Every head in the waiting room swivels toward me as I step inside. Mrs. Henderson pauses mid-sentence in her conversation with Darlene, her wrinkled lips pressing into a thin line.
Old Man Jenkins lowers his newspaper just enough to peer at me over the rim of his bifocals.
Even the toddlers in the play area seem to sense the shift in atmosphere, their plastic blocks hovering mid-stack.
Darlene doesn't greet me with her usual, "Mornin', sugar." Just taps her acrylic nails against the keyboard with more force than necessary and says, "Holloway wants to see you."
The reception desk where we usually trade gossip about patients and town drama now feels like enemy territory.
The photocopied papers stacked beside Darlene's elbow scream up at me—legal documents with "HOGAN" and "MALPRACTICE" in bold print.
Lena materializes at my side before I can process the full horror, steering me toward the break room with an iron grip on my elbow.
"Breathe," she mutters as the door swings shut behind us. "And don't punch anyone."
The break room smells like burnt popcorn and stale coffee. Someone left the microwave door ajar, the turntable still smeared with orange grease from last night's forgotten nachos.

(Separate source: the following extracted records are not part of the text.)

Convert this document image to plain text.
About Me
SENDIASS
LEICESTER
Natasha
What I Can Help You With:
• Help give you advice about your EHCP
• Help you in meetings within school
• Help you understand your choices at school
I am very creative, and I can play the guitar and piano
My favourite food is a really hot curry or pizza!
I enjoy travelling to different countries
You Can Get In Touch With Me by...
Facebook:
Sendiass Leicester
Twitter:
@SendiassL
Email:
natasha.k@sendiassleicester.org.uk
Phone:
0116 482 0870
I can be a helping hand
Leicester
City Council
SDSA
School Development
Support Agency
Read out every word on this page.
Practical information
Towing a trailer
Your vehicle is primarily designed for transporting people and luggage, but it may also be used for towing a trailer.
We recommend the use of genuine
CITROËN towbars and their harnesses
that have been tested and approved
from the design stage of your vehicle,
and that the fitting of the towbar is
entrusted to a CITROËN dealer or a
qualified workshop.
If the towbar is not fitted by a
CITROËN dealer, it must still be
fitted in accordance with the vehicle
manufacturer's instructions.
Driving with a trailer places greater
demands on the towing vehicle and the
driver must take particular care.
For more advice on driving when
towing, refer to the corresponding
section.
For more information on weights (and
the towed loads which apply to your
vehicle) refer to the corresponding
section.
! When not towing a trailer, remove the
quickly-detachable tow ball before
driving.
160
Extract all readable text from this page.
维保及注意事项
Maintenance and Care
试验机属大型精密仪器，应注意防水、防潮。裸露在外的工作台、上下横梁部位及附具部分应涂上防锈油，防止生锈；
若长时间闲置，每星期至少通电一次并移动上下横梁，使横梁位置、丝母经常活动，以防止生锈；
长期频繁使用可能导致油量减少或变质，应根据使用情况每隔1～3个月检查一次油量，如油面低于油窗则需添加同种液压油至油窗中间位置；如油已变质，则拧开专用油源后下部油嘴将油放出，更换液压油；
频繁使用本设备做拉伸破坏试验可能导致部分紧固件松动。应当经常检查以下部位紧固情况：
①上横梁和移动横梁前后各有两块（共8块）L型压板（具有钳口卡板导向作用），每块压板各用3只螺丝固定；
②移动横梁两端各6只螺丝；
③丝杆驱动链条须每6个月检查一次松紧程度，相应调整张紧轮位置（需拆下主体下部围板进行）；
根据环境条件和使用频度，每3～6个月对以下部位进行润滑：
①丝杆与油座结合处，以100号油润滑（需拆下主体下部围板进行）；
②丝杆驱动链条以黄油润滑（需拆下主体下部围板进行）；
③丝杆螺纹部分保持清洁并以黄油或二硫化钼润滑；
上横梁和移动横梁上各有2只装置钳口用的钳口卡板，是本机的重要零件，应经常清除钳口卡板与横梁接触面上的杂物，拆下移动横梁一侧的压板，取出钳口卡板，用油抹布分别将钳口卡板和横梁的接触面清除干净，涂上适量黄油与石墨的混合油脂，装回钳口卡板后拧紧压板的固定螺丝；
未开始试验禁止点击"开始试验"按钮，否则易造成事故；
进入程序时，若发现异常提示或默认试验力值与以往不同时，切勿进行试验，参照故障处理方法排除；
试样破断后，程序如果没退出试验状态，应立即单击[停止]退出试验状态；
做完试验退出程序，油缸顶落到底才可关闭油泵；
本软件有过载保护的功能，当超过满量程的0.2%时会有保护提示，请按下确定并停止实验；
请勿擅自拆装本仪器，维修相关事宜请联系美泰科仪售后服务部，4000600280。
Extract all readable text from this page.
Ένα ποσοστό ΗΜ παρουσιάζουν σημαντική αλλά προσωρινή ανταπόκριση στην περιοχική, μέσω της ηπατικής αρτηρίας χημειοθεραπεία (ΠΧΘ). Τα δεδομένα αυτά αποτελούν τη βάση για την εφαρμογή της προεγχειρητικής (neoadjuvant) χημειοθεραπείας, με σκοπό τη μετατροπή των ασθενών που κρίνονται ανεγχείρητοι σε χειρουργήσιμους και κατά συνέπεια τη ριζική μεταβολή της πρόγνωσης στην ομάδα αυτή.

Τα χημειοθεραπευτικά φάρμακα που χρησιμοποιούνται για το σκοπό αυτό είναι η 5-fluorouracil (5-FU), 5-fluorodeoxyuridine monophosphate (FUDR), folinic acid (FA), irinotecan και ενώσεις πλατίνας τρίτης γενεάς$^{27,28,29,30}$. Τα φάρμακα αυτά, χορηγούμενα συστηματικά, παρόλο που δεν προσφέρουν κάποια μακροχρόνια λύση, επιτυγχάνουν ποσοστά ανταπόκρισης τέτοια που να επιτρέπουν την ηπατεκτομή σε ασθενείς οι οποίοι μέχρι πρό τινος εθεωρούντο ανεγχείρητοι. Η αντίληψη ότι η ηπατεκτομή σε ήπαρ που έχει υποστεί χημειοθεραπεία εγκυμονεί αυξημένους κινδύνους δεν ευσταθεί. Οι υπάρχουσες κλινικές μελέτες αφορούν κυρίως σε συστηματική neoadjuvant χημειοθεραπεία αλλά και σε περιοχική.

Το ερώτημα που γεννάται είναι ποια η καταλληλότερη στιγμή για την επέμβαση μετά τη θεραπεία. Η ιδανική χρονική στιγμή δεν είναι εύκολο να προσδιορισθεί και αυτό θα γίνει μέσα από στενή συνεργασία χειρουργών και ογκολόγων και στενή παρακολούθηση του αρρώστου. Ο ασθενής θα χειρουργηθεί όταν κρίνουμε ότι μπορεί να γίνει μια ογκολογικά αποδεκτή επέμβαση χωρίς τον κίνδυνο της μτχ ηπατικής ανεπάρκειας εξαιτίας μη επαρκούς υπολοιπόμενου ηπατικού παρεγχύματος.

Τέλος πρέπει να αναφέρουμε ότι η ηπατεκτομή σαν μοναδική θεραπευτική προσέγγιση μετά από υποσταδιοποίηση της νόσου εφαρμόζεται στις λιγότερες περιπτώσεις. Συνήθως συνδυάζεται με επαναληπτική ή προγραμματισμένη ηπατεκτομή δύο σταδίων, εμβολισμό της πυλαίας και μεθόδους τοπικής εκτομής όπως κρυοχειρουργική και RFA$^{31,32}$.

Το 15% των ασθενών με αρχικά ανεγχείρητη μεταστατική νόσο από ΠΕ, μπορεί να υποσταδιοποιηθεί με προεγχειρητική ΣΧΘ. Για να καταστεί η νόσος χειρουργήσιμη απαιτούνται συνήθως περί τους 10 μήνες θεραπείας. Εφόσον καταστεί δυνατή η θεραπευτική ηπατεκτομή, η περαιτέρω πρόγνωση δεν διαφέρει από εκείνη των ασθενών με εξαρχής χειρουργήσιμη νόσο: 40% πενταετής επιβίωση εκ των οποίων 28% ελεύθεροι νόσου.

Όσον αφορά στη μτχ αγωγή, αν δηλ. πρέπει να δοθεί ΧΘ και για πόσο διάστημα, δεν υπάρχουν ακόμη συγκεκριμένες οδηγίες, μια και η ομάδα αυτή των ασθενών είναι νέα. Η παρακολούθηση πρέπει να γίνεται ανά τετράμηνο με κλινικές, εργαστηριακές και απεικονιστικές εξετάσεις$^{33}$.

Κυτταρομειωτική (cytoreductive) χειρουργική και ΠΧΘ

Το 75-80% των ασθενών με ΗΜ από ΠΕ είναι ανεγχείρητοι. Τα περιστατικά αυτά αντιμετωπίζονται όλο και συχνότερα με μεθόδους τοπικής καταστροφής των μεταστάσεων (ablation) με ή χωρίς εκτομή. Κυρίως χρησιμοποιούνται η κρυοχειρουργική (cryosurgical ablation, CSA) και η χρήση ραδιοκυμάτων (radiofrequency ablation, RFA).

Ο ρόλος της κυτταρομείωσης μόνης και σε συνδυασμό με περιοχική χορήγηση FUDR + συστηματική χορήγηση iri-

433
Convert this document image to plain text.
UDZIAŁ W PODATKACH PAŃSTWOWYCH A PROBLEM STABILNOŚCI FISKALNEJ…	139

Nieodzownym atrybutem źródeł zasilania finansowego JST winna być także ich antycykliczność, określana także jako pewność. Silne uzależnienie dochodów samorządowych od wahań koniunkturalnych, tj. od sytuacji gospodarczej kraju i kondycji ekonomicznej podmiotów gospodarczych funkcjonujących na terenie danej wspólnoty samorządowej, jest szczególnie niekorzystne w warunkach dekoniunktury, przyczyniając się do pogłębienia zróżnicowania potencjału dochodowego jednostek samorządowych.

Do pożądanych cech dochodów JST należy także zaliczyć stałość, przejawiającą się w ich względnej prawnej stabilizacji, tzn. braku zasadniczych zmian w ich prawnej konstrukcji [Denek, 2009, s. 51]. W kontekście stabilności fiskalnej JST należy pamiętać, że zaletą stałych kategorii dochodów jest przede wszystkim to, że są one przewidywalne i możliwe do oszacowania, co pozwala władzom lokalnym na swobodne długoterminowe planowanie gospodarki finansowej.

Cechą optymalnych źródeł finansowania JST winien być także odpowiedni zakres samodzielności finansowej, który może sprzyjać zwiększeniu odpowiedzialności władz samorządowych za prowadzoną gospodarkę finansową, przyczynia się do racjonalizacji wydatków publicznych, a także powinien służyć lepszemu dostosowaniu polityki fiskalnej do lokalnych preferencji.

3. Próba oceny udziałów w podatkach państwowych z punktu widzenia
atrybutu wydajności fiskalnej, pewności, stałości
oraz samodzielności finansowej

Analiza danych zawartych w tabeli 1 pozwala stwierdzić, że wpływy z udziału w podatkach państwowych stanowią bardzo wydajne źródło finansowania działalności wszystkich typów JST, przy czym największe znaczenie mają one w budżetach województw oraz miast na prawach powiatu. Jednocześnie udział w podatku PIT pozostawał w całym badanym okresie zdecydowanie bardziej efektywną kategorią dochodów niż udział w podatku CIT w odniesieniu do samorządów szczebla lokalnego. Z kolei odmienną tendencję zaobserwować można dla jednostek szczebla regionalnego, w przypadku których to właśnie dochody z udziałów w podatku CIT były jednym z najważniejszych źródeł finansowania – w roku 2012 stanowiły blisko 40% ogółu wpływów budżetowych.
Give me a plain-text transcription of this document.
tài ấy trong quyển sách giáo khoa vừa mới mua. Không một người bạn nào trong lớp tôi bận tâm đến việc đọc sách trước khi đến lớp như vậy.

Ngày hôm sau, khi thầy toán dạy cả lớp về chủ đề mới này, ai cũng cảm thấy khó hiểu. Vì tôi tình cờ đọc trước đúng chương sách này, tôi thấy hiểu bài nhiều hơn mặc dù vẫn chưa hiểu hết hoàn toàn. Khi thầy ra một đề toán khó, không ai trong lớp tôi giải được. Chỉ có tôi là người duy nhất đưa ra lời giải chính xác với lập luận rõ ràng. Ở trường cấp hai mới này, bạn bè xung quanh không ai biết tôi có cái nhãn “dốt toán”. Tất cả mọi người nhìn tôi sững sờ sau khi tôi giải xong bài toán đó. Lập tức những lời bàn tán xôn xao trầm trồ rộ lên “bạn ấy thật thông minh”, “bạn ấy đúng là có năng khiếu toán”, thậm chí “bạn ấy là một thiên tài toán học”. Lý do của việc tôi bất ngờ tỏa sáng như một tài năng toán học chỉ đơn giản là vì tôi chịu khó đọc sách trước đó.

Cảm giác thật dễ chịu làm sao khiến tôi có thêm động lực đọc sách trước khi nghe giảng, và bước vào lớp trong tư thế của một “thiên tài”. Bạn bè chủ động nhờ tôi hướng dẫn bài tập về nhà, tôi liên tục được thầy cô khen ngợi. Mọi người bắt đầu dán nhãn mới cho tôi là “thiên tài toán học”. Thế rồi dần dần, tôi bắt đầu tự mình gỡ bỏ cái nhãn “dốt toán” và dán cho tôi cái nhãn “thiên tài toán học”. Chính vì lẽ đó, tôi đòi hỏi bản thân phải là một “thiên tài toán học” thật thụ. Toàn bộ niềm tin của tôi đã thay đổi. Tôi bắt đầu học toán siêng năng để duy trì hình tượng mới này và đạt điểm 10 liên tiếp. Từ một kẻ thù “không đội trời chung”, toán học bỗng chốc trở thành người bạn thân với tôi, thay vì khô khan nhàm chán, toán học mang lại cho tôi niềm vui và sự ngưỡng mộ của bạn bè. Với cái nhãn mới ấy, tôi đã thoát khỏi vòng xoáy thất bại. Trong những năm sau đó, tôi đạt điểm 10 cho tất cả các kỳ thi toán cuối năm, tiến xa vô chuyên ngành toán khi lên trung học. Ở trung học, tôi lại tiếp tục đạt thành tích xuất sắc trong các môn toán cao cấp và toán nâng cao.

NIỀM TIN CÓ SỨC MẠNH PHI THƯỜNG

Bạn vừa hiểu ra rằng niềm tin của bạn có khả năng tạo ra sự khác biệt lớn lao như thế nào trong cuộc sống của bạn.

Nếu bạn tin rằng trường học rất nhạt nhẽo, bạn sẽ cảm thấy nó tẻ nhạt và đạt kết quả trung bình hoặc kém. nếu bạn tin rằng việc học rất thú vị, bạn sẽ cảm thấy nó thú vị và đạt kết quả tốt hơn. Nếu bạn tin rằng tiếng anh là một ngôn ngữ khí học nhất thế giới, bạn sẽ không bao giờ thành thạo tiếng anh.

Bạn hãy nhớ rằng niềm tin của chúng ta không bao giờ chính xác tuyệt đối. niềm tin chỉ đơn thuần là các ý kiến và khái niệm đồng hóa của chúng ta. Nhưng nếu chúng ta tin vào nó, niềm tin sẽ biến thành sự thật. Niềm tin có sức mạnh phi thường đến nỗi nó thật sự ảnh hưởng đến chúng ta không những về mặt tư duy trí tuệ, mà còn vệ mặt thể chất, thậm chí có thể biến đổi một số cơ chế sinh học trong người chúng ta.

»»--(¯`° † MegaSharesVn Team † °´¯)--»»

I slump into a chair, my shirt sticking to my back. “How bad is it?”
Lena slams two coffee cups on the table—one black, one with the precise amount of cream and sugar I like.
“Half the staff’s treating you like you’re just another staff member caught in the middle of a drama.”
"Just give it to me straight."
She flips open her tablet to reveal a screenshot of the Mount Juliet Community Facebook group.
Rebecca's perfectly filtered face smiles up at me beside a post titled "Is YOUR Doctor Trustworthy?"
"Bitch has been busy," Lena growls. "Posted the lawsuit docs last night. Tagged every mom group and senior center in the county."
My stomach lurches. I scroll through the comments:
"Always knew there was something off about that city doctor...""My niece goes to him! Should we switch?""My cousin's a nurse in NYC—she says malpractice suits are NORMAL for surgeons..."
Lena snatches the tablet back. "Look, half the staff thinks Richard’s a probable butcher—"
"—and the other half?"
"—thinks Rebecca's a lying vindictive witch who wears too much designer perfume."
She leans in. "For what it's worth? Patel's been quietly pulling Richard's old case files all morning. And Jenkins told Simmons to 'shove his opinionup his ass.'"
The door creaks open. Nurse Patel peers in, her usually immaculate bun fraying at the temples. "Penny. Holloway wants you. Now."
The walk to Holloway's office feels like marching to the gallows. Every exam room door is suspiciously closed. Every whispered conversation cuts off as I pass.
By the time I reach his office, my nails have left half-moon indents in my palms.
Holloway doesn't look up from the paperwork spread across his desk. The same lawsuit documents stare up at me, highlighted and annotated in angry red pen.
"Sit," he grunts.
The chair groans under my weight. Outside the window, a cardinal lands on the feeder, its cheerful red plumage at odds with the storm brewing inside.
Holloway finally meets my gaze. "You knew about this?"
The question isn't accusatory. Just tired.